Дед почесал за ухом.
— Если вас оставить, всю ночь без толку проплутаете. А я тропинку знаю, по ней до того места рукой подать. К тому же теперь домой возвращаться опасно. Так уж и быть, сынки, пойду с вами.
Привел он нас в низину, к болоту, затянутому тонким льдом. Место гиблое. Чуть оступишься, уйдешь в трясину. Но наш проводник, словно заколдованный, шагал по какой-то одному ему известной тропе: то возьмет вправо, то повернет влево… Мы поднялись на холм, пересекли небольшую рощицу, обогнули заросший кустарником овраг и вышли к саду, окруженному высоким забором. Тут и остановил нас внезапный окрик:
— Стой! Кто идет?
Ответил дед:
— Зря кричишь, мы и так стоим. — И добавил, обращаясь к нам: — Вон в той хате штаб.
Наш лейтенант пошел туда.
Пока командиры совещались, дед отвел нас в недостроенную избу, где только в одной комнате был настлан пол и потолок. В ней жила большая семья. Хозяйка, женщина средних лет, искренне огорчилась, что мы пришли после ужина, и налила нам по кружке молока.

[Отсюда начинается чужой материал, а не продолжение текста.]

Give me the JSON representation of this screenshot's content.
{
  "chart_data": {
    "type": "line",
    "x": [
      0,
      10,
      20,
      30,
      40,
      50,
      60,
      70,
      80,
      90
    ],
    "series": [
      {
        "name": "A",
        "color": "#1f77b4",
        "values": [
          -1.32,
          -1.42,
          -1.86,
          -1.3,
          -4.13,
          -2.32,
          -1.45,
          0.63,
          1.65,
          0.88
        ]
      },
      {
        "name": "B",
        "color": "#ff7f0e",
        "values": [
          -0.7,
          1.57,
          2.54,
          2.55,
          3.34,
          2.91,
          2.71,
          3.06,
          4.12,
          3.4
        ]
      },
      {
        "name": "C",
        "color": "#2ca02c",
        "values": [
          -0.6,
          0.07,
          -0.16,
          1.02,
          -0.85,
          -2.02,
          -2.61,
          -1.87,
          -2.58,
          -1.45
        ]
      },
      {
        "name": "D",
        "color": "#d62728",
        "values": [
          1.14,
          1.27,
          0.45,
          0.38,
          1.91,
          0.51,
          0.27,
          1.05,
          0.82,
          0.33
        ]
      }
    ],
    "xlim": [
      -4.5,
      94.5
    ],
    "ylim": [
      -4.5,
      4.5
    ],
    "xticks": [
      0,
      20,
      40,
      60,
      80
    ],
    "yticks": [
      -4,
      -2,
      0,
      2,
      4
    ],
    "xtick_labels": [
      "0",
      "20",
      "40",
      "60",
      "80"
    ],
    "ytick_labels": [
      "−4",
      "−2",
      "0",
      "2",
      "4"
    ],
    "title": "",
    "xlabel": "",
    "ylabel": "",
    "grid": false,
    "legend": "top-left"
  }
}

Вошел хозяин, крупный, угрюмый с виду, грузный человек с окладистой рыжей бородой, с бровями, словно припорошенными снегом. Он сел за стол, молча придвинул к себе корзину, до краев набитую большими медово-желтыми листьями табака, от которых все еще веяло солнцем и теплом, и стал их крошить. Крепкий, пряный запах ударил в нос.
— На, возьми, — подал он деду щепотку табаку, — покури моего самосада.
Пол устлали сеном, мы улеглись, и я немедленно уснул.
Разбудил меня громкий шепот. Открыв глаза, я увидел хозяина с дедом за столом. Из широкой фляги хозяин разливал по стаканам мутную жидкость. Старик выпил и крякнул от удовольствия.
— Ну, скажу тебе, первач так первач — чисто слеза.
Дед говорил тихо, наклонясь к хозяину. Я лежал у самого стола и все слышал.
— Дома я с самого утра не был, зайти бы надо, а тут слышу голос. Гляжу — стоит за деревом солдат и шепчет: «Дяденька, помоги нам перебраться через речку. Мы копали тут окопы и попали в окружение. Домой спешим, а переправы никак не найдем». Ври, ври, племянничек, думаю, лучше тебя знаю, когда эти окопы были вырыты. Но не обижаюсь. Стоял я у самого порога своей хаты да так старухе своей на глаза и не показался. С тех пор как война началась, она меня три раза в день отпевает и хоронит…
— Рано хоронит. Нам еще с тобой фашиста бить надо.
…Мы возвращались, когда в небе, очистившемся от облаков, еще мерцали холодные звезды. По обеим сторонам тропинки мирно дремали белые, схваченные морозцем перелески.
Приказа отступать не было, и мы вернулись в окопы.